Both Atalanta and Hellas Verona have paid the price on multiple occasions this season due to these individual failures; not every team is blessed with Sergio Ramos or John Terry in defense, and any team that attempts to carry out this approach must also accept the potential risks.
This style of defending is inherently reactive, and it forces defenders to adapt to the actions of their opponent. Opposition attackers can easily exploit the man-oriented schemes by dropping their shoulder and spinning away from them and accelerating into space, or by switching positions with their teammate to throw the defenses off-guard.
We see this below, where Sergio Agüero drops deep to attract Rafael Tolói, and in turn, Kevin de Bruyne makes a run to exploit the open space. De Bruyne is always one step ahead of his opponent, and he will have a head start in the foot race with his opposing defender.

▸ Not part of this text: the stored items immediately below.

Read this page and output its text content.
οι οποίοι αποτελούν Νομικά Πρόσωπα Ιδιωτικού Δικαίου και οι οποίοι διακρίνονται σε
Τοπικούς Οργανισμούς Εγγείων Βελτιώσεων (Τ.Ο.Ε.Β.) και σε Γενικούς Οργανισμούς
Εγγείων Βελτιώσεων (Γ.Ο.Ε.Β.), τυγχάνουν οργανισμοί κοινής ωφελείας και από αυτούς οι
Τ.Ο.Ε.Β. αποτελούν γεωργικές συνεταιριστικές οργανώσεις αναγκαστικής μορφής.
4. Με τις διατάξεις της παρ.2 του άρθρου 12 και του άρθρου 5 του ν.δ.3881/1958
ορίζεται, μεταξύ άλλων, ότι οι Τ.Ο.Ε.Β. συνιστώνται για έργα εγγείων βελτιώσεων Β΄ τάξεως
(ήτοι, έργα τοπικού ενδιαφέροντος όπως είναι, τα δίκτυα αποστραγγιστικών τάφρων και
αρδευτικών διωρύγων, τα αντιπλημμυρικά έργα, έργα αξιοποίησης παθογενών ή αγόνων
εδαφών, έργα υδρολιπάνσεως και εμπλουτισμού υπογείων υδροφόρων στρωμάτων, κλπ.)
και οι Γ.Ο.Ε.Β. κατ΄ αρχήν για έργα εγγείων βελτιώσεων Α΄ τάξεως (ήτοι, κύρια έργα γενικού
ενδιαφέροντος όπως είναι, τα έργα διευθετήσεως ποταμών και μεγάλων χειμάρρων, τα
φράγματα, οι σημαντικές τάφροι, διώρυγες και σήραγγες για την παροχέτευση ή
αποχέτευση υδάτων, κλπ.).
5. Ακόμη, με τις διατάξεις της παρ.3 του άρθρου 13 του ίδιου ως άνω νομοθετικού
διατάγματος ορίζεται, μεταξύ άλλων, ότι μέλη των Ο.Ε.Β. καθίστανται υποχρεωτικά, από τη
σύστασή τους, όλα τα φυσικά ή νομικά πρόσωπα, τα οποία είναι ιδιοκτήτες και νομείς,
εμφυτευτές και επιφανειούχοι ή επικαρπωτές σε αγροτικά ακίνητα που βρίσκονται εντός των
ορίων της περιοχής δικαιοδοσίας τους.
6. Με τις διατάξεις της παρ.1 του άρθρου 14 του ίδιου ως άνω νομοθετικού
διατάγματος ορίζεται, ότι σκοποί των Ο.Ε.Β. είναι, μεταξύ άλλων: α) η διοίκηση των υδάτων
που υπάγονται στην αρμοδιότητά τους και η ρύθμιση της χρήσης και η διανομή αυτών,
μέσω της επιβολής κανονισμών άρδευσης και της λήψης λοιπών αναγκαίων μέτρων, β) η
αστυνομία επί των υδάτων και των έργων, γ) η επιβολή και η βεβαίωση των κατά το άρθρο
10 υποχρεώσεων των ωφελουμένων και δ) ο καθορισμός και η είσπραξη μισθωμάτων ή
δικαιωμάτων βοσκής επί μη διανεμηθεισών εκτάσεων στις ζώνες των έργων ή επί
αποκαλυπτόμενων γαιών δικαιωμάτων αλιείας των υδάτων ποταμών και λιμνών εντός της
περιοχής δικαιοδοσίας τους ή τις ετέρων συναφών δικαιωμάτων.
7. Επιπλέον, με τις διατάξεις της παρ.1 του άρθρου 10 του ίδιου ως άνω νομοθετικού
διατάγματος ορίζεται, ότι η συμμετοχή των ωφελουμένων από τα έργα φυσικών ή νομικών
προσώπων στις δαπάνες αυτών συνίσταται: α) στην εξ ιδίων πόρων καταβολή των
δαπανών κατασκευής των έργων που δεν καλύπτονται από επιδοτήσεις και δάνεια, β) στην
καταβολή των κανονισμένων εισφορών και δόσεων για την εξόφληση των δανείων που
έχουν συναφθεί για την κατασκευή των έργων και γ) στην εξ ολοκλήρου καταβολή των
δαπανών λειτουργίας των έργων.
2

While man-oriented defenses can help extinguish short passes that are played into the opponents’s feet, they can also have dire consequences when the opponents make blind-sided runs to exploit the tight marking.
Man-oriented back threes are susceptible to leaving space in behind the defense, which can allow the opposition with high-quality scoring chances. The scheme is predicated upon preventing players from comfortably receiving possession, as opposed to protecting space, as tracking player movements take precedence over preventing gaps in the defense from arising.
There’s a reason why Atalanta have conceded the fewest shots in Serie A this season, but have conceded the 4th-most goals, and it’s because of this trade-off. They concede a low amount of shots, but the scoring opportunities that they do yield tend to be harder to defend against and easier for the opposition to convert.
Teams with fluid front threes are particularly effective as they can drag the defenses out of position with their rotations and overloads. These opponents can cause plenty of problems for teams such as Atalanta and Hellas Verona by manipulating the center backs’s positioning, dragging them deep, and penetrating the space.
Explosive forward movements from deep can exploit this weakness, generating numerically disadvantageous situations, as seen below. Achraf Hakimi and Raphaël Guerreiro were given license to roam forward from their wing-back positions, and as a result, wreaked havoc on both flanks against Schalke last weekend.
The primary weakness of using a man-oriented three is it that it requires defenders to be alert to the opponents’s movement, which, naturally, means that the defenders are always one step behind. Managers such as Gasperini and Jurić prefer their defense to stop attacks at its source, rather than preventing dangerous spaces from opening upThe loss of one individual duel can have far more disastrous consequences in a man-oriented system than a defense-oriented system, as the defenders are constantly reacting to a series of evolving events.
In conclusion, man-oriented back threes can be characterised by systems which force defenders to react to unfolding events, an approach that welcomes organised chaos and bets on its defenders to stop attacks at its root. By using a man-oriented approach in defence, teams can compensate for the space left in between the lines by using a high press. On the other hand, opponents can manipulate these systems by making decoy runs and positional rotations to drag out defenders and create space in behind the defense.
Man-oriented defenses can be extremely useful at sustaining pressure and forcing the opponent into uncomfortable areas by limiting time and space in possession, while the positional flexibility provided to the defenders allows for reactive covering. This system fits like a glove for high-pressing outfits such as Gasperini’s Atalanta, but it can also lead to dire consequences against effective opposition, in particular against teams that boast fluid front threes, such as Borussia Dortmund and Manchester City.